Khodorkovsky still faces huge obstacles to having an impact on his homeland (not least the vast disparity in resources between him and Putin’s regime). Opinion polls suggest a clear majority of Russians support ‘the good Tsar’ Putin. Levada Center’s regular polls have consistently given him approval ratings of around 85% since the annexation of Crimea last year, which prompted a surge in patriotic feelings. Khodorkovsky remains to many a criminal and a western puppet (and a Jew, into the bargain). It also doesn’t help that he isn’t on speaking terms with Alexey Navalny, a more effective anti-corruption campaigner and opposition figure still in Russia. The only thing in his favor is the degree of moral authority that comes from having been a prisoner, then an exile (it worked for Lenin, after all).

But there is a clear groundswell of discontent to tap into. Last month, truckers blocked roads across Russia in an unprecedented protest at a new levy on them–notionally to pay for the construction of new roads (the right to farm the tax was given without tender to Platon, a company part-owned by the son of Putin’s long-time judo partner, the sanctioned billionaire Arkady Rotenberg). The government was forced to back down.

This week, there have been more signs of the disconnect between rulers and ruled, from the chilling to the farcical.

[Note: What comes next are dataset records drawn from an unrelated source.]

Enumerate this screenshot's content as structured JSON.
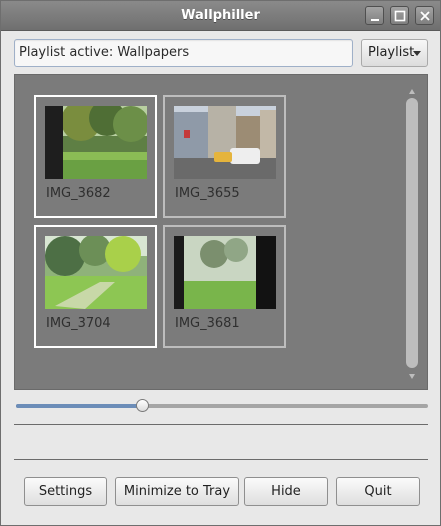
{
  "window": {
    "title": "Wallphiller"
  },
  "toolbar": {
    "status_text": "Playlist active: Wallpapers",
    "playlist_button_label": "Playlist"
  },
  "thumbnails": [
    {
      "label": "IMG_3682",
      "selected": true
    },
    {
      "label": "IMG_3655",
      "selected": false
    },
    {
      "label": "IMG_3704",
      "selected": true
    },
    {
      "label": "IMG_3681",
      "selected": false
    }
  ],
  "slider": {
    "value_fraction": 0.3
  },
  "buttons": {
    "settings": "Settings",
    "minimize_to_tray": "Minimize to Tray",
    "hide": "Hide",
    "quit": "Quit"
  },
  "colors": {
    "titlebar": "#777777",
    "thumb_area_bg": "#7b7b7b",
    "selected_border": "#ffffff",
    "unselected_border": "#bdbdbd"
  }
}
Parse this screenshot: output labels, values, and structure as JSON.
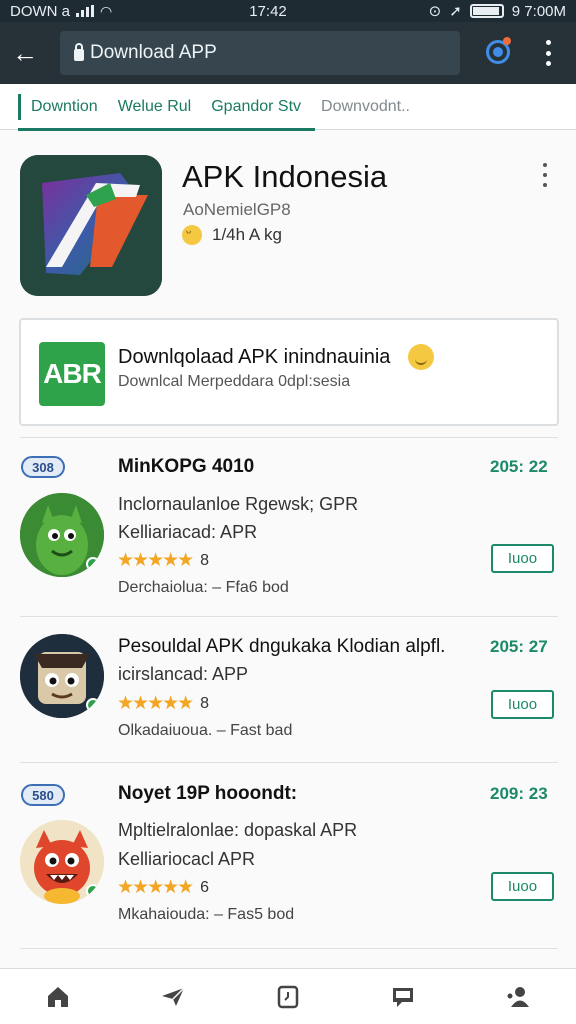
{
  "status_bar": {
    "left": "DOWN a",
    "time": "17:42",
    "right": "9 7:00M"
  },
  "app_bar": {
    "url": "Download APP"
  },
  "tabs": [
    {
      "label": "Downtion"
    },
    {
      "label": "Welue Rul"
    },
    {
      "label": "Gpandor Stv"
    },
    {
      "label": "Downvodnt.."
    }
  ],
  "hero": {
    "title": "APK Indonesia",
    "subtitle": "AoNemielGP8",
    "rating": "1/4h A kg"
  },
  "download_card": {
    "logo": "ABR",
    "title": "Downlqolaad APK inindnauinia",
    "subtitle": "Downlcal Merpeddara 0dpl:sesia"
  },
  "items": [
    {
      "badge": "308",
      "title": "MinKOPG 4010",
      "line2": "Inclornaulanloe Rgewsk; GPR",
      "line3": "Kelliariacad: APR",
      "stars": "★★★★★",
      "count": "8",
      "meta": "Derchaiolua: – Ffa6 bod",
      "price": "205: 22",
      "button": "Iuoo"
    },
    {
      "badge": "",
      "title": "Pesouldal APK dngukaka Klodian alpfl.",
      "line2": "icirslancad: APP",
      "line3": "",
      "stars": "★★★★★",
      "count": "8",
      "meta": "Olkadaiuoua. – Fast bad",
      "price": "205: 27",
      "button": "Iuoo"
    },
    {
      "badge": "580",
      "title": "Noyet 19P hooondt:",
      "line2": "Mpltielralonlae: dopaskal APR",
      "line3": "Kelliariocacl APR",
      "stars": "★★★★★",
      "count": "6",
      "meta": "Mkahaiouda: – Fas5 bod",
      "price": "209: 23",
      "button": "Iuoo"
    }
  ],
  "bottom_nav": [
    {
      "icon": "home-icon"
    },
    {
      "icon": "send-icon"
    },
    {
      "icon": "clock-icon"
    },
    {
      "icon": "chat-icon"
    },
    {
      "icon": "people-icon"
    }
  ]
}
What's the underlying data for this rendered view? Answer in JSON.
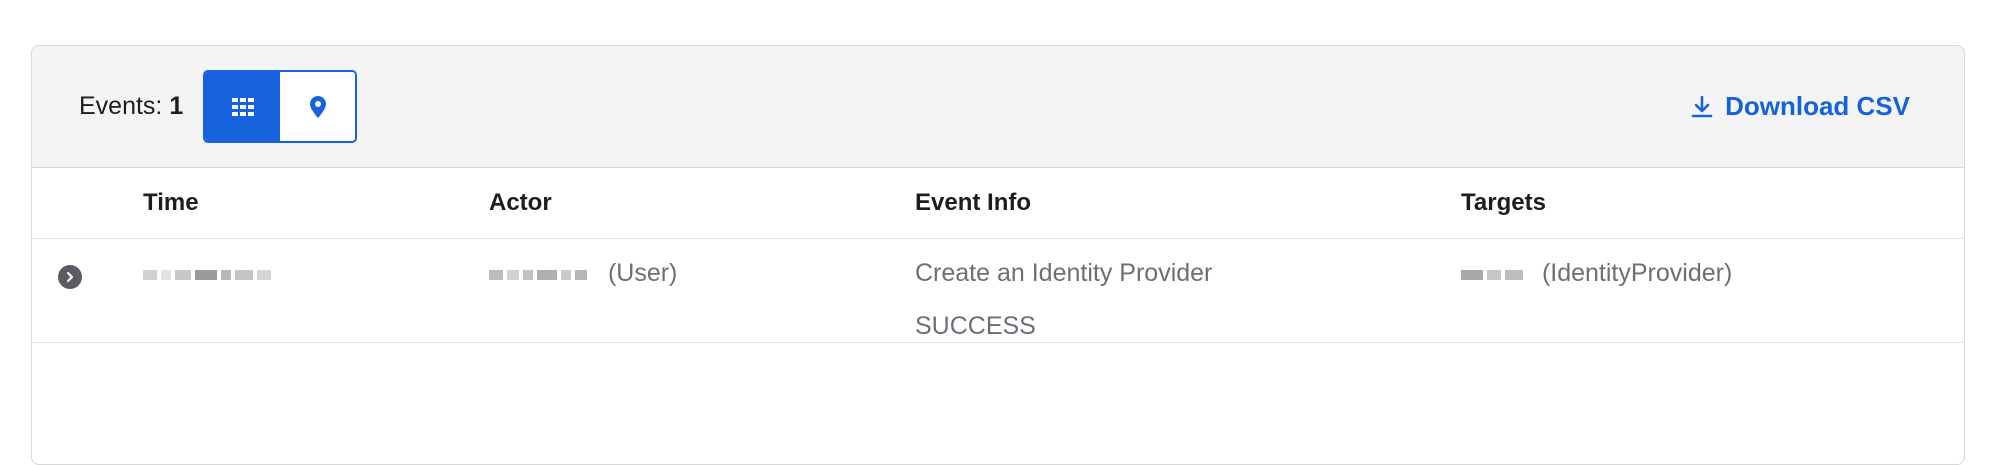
{
  "toolbar": {
    "events_label": "Events:",
    "events_count": "1",
    "view_options": [
      "grid",
      "map"
    ],
    "active_view": "grid",
    "download_label": "Download CSV"
  },
  "table": {
    "columns": [
      "Time",
      "Actor",
      "Event Info",
      "Targets"
    ],
    "rows": [
      {
        "time": "",
        "actor_type": "(User)",
        "event_name": "Create an Identity Provider",
        "event_status": "SUCCESS",
        "target_type": "(IdentityProvider)"
      }
    ]
  },
  "colors": {
    "accent": "#1662dd",
    "toolbar_bg": "#f4f4f4",
    "border": "#d7d7dc"
  },
  "icons": {
    "grid_view": "grid-icon",
    "map_view": "map-pin-icon",
    "download": "download-icon",
    "expand": "chevron-right-icon"
  }
}
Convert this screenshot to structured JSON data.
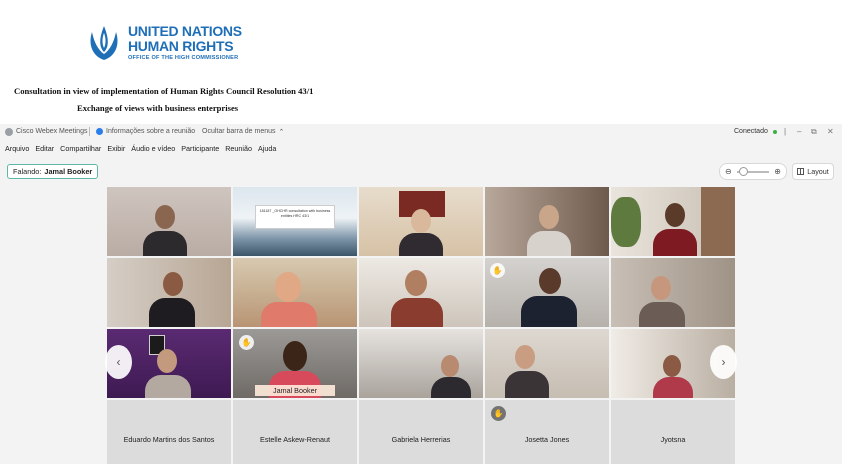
{
  "document": {
    "logo": {
      "line1": "UNITED NATIONS",
      "line2": "HUMAN RIGHTS",
      "line3": "OFFICE OF THE HIGH COMMISSIONER"
    },
    "title": "Consultation in view of implementation of Human Rights Council Resolution 43/1",
    "subtitle": "Exchange of views with business enterprises"
  },
  "titlebar": {
    "app_name": "Cisco Webex Meetings",
    "meeting_info": "Informações sobre a reunião",
    "hide_menu": "Ocultar barra de menus",
    "status": "Conectado",
    "minimize": "–",
    "restore": "⧉",
    "close": "✕"
  },
  "menu": [
    "Arquivo",
    "Editar",
    "Compartilhar",
    "Exibir",
    "Áudio e vídeo",
    "Participante",
    "Reunião",
    "Ajuda"
  ],
  "speaking": {
    "label": "Falando:",
    "name": "Jamal Booker"
  },
  "layout_button": "Layout",
  "shared_screen_text": "181187 _OHCHR consultation with business entities HRC 43/1",
  "active_tile_name": "Jamal Booker",
  "name_tiles": [
    "Eduardo Martins dos Santos",
    "Estelle Askew-Renaut",
    "Gabriela Herrerias",
    "Josetta Jones",
    "Jyotsna"
  ],
  "colors": {
    "accent": "#49b0ff",
    "status_green": "#3cb043",
    "un_blue": "#1f6fb8"
  }
}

Navalny and his collaborators published a long and detailed report (summarised in English here) alleging corruption in the family of Attorney General Yuri Chaika, who was justice minister during Khodorkovsky’s trial.

In lighter vein, social media erupted in scorn as Federal Tourism Agency head Oleg Safonov said Russians didn’t need a beach holiday (in the wake of Putin ruling Turkey and Egypt, the two last affordable options for most Russians, out of bounds for political reasons). Safonov, who last year said he owned two villas in the Seychelles, instead urged people to vacation in Crimea (where the temperature is currently 51º Fahrenheit).

Russians are facing more hardship in 2016, when the economy is set to contract for the second year in a row, with no rebound in sight for the price of oil and gas, its biggest export earners. The ruble is now back near last year’s record low against the dollar. Real wages have fallen nearly 10% this year, as inflation has stuck above 15%. Manufacturing output is down nearly 6% on the year, while new car registrations were down 43% in November. The country’s largest automaker, Avtovaz, is preparing to switch to a 4-day week next month, according to labor officials. After falling for 10 years under Putin’s rule, poverty is set to increase for the fourth year in a row, according to Moscow’s Higher School of Economics.

Khodorkovsky’s talk of a revolution may well be overblown, and he admits he has no chance of leading it. But of the economic woes that usually go before one, the signs are multiplying by the day.